Schwartz and O'Neil resolved to depower the Man of Steel, taking him back to World War II-era levels. The key, they decided, was to let readers see him struggle again.
Fortress of Lassitude
Off in the pages of Adventure, meanwhile, Supergirl attended college and experimented with new Super-outfits, settling on a mini-skirt with a chain belt and a pair of red thigh-high boots in October 1970 (Adventure #397). It was the first of many costume changes the Maid of Might would experience. Unlike Wonder Woman or Batgirl, whose looks remained largely unchanged for decades, concerted efforts were made to ensure that Supergirl reflected the fashions of the times. Yet, of course, those times, and hemlines, continually changed, necessitating a constant cycle of new Supergirl looks and hairstyles. As the years progressed, miniskirt would give way to hot pants, a tunic to a V-necked blouse, short blond locks to a riotous perm.
The Man of Steel had a harder time keeping up with the fashions—and the social issues—of the day. His writers' uneasy relationship with the new passion for relevance in storylines is never more clearly displayed than in Robert Kanigher 's Lois Lane story "I Am Curious (Black)" (Superman's Girl Friend Lois Lane #106, November 1970). Looking past the appropriateness of the title—a nod to a then scandalous 1967 film full of nudity and sex—this tale of Lois Lane is a well-meaning but ham-fisted puzzle.
Lois decides to visit Little Africa, "Metropolis' black community" in the hopes of "get[ting] the Pulitzer Prize for telling it like it is! The nitty-gritty no newspaper ever printed before!" Arriving in the black neighborhood, she finds herself shunned by locals. "Look at her, brothers and sisters! She's young and sweet and pretty! But never forget. She's Whitey!" Undaunted, Lois gets Superman to expose her to a narratively convenient piece of Kryptonian technobabble.

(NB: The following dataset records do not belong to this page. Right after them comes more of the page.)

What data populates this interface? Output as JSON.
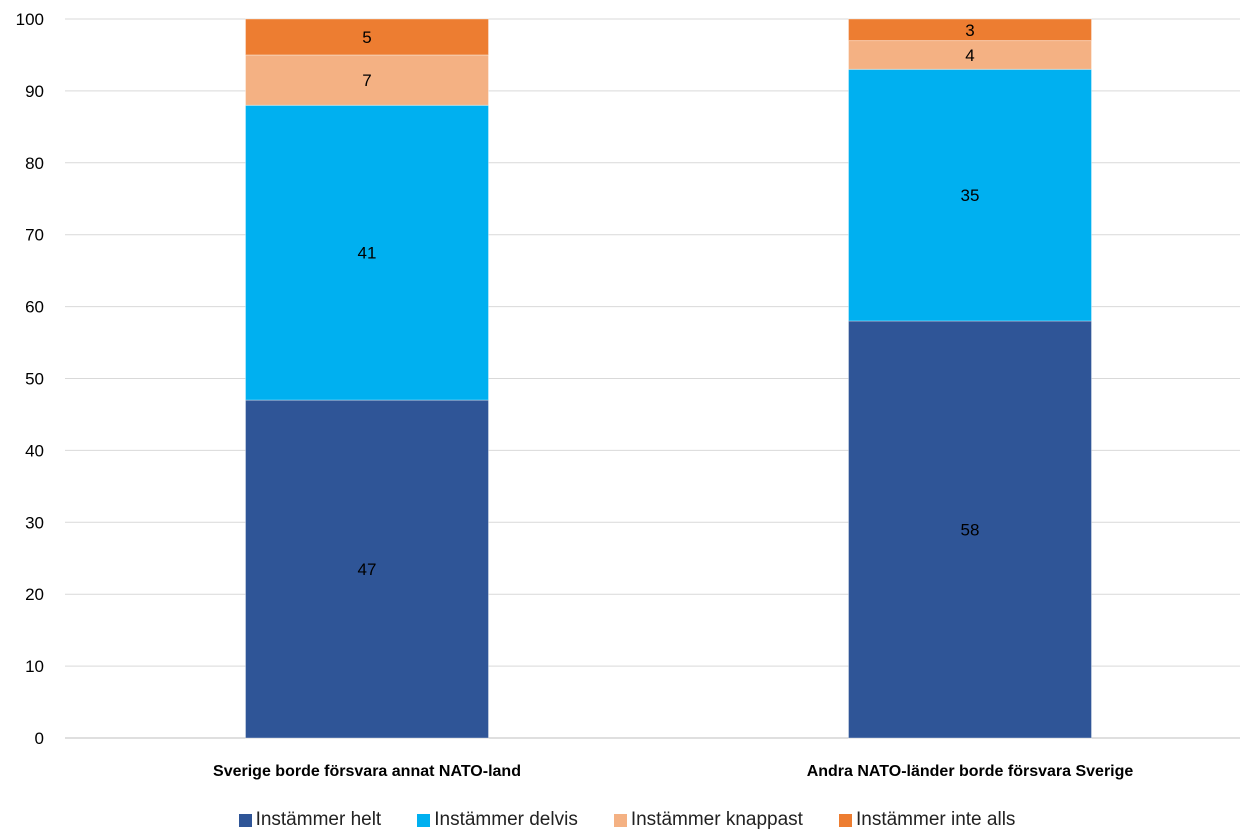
{
  "chart_data": {
    "type": "bar",
    "stacked": true,
    "categories": [
      "Sverige borde försvara annat NATO-land",
      "Andra NATO-länder borde försvara Sverige"
    ],
    "series": [
      {
        "name": "Instämmer helt",
        "values": [
          47,
          58
        ],
        "color": "#2F5597"
      },
      {
        "name": "Instämmer delvis",
        "values": [
          41,
          35
        ],
        "color": "#00B0F0"
      },
      {
        "name": "Instämmer knappast",
        "values": [
          7,
          4
        ],
        "color": "#F4B183"
      },
      {
        "name": "Instämmer inte alls",
        "values": [
          5,
          3
        ],
        "color": "#ED7D31"
      }
    ],
    "ylim": [
      0,
      100
    ],
    "yticks": [
      0,
      10,
      20,
      30,
      40,
      50,
      60,
      70,
      80,
      90,
      100
    ],
    "grid": true,
    "legend_position": "bottom"
  }
}
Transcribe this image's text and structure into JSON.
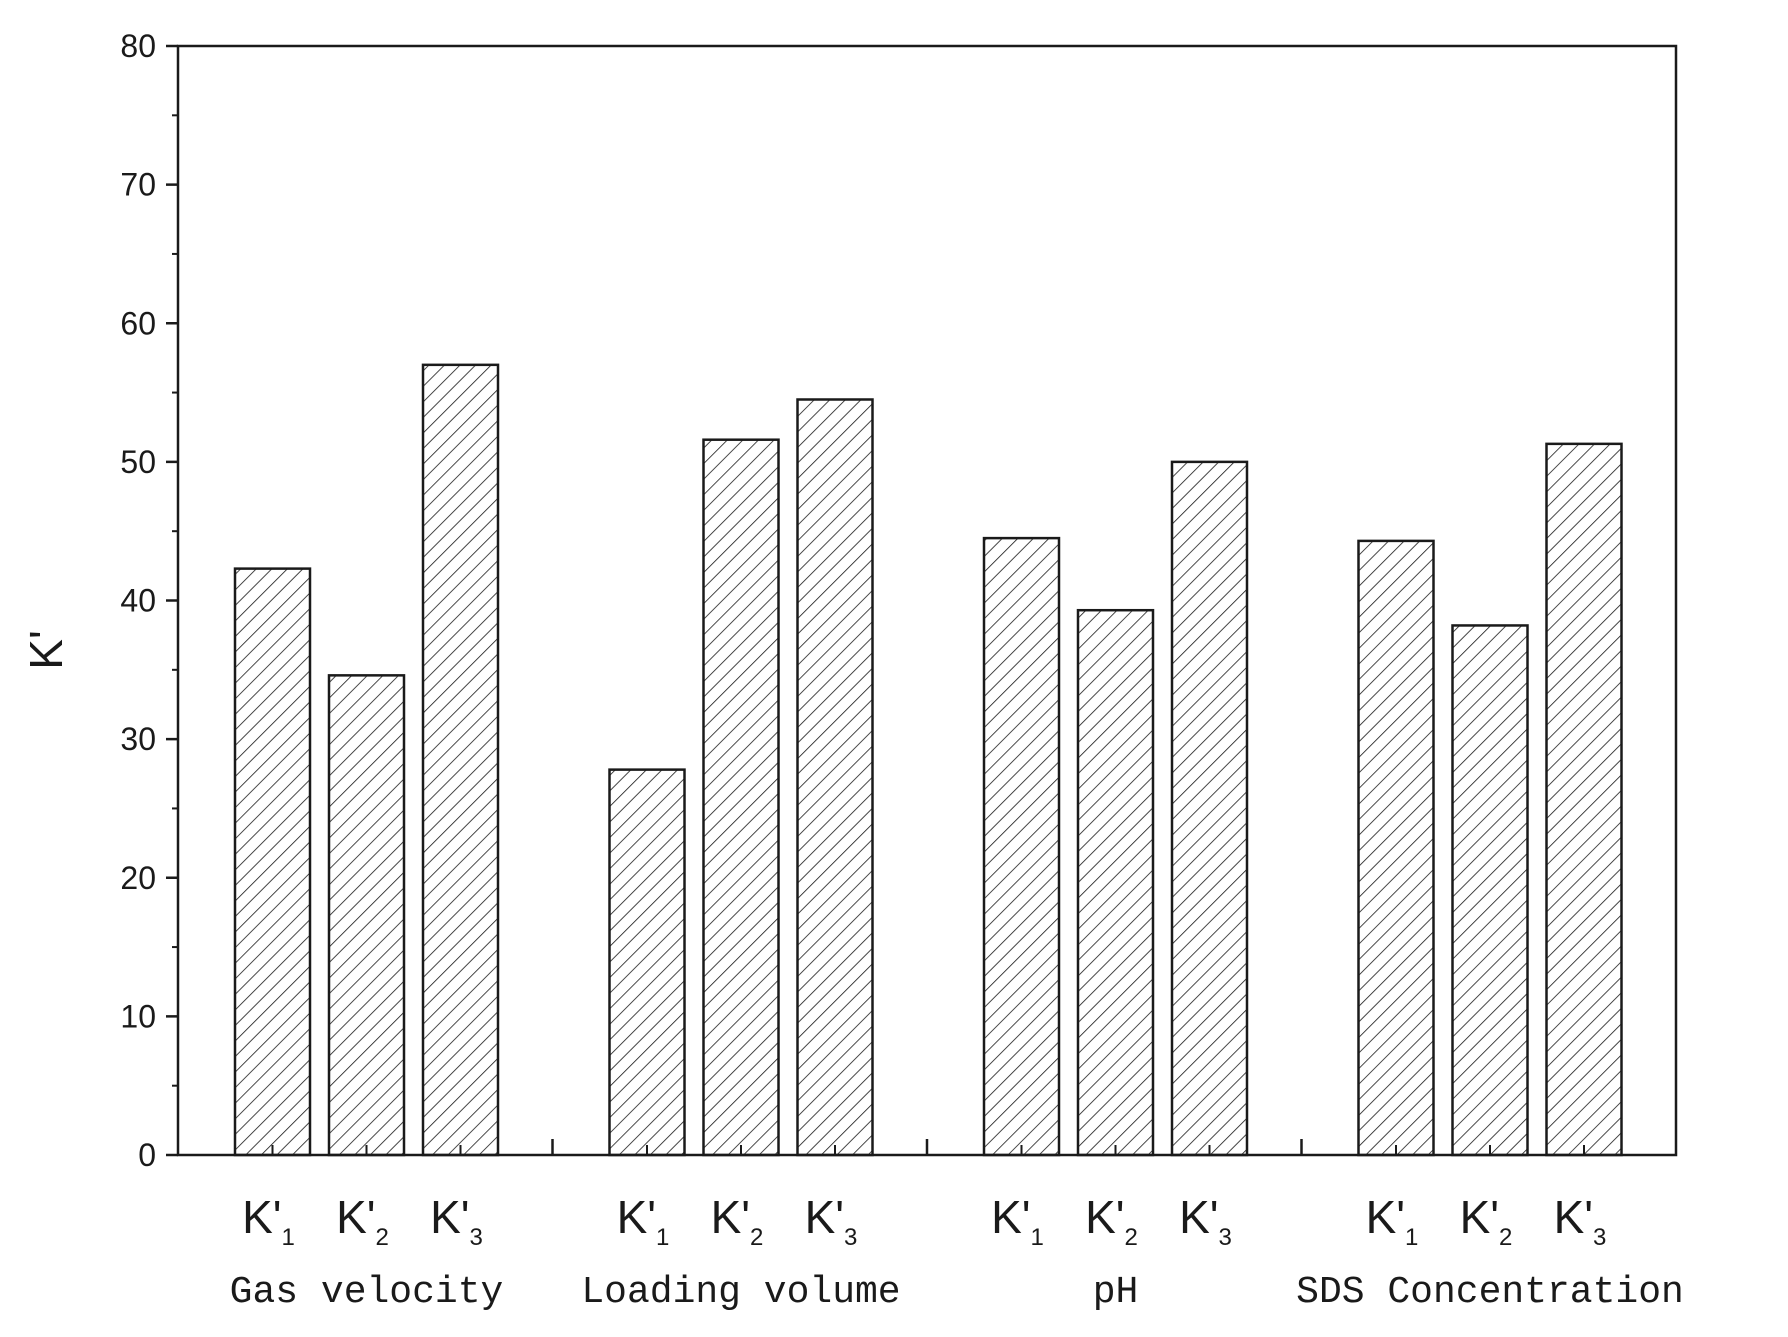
{
  "chart_data": {
    "type": "bar",
    "ylabel": "K'",
    "ylim": [
      0,
      80
    ],
    "yticks": [
      0,
      10,
      20,
      30,
      40,
      50,
      60,
      70,
      80
    ],
    "grid": false,
    "bar_fill": "diagonal-hatch",
    "colors": {
      "stroke": "#1a1a1a",
      "background": "#ffffff"
    },
    "groups": [
      {
        "name": "Gas velocity",
        "bars": [
          {
            "label": "K'",
            "sub": "1",
            "value": 42.3
          },
          {
            "label": "K'",
            "sub": "2",
            "value": 34.6
          },
          {
            "label": "K'",
            "sub": "3",
            "value": 57.0
          }
        ]
      },
      {
        "name": "Loading volume",
        "bars": [
          {
            "label": "K'",
            "sub": "1",
            "value": 27.8
          },
          {
            "label": "K'",
            "sub": "2",
            "value": 51.6
          },
          {
            "label": "K'",
            "sub": "3",
            "value": 54.5
          }
        ]
      },
      {
        "name": "pH",
        "bars": [
          {
            "label": "K'",
            "sub": "1",
            "value": 44.5
          },
          {
            "label": "K'",
            "sub": "2",
            "value": 39.3
          },
          {
            "label": "K'",
            "sub": "3",
            "value": 50.0
          }
        ]
      },
      {
        "name": "SDS Concentration",
        "bars": [
          {
            "label": "K'",
            "sub": "1",
            "value": 44.3
          },
          {
            "label": "K'",
            "sub": "2",
            "value": 38.2
          },
          {
            "label": "K'",
            "sub": "3",
            "value": 51.3
          }
        ]
      }
    ]
  }
}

Superman: Are you sure you want to step inside the plastimold, Lois? Do you know what's going to happen when I pull the switch of the Transformoflux pack?
The machine turns Lois into a black woman, and she returns to the community that wouldn't speak to her before, only to have a taxi refuse to pick her up and to suffer the suspicious stares of white people on the subway. She sees firsthand both the appalling conditions conditions of life in Metropolis's slums and the selfless warmth of its residents. Her eyes opened, Lois confronts Superman.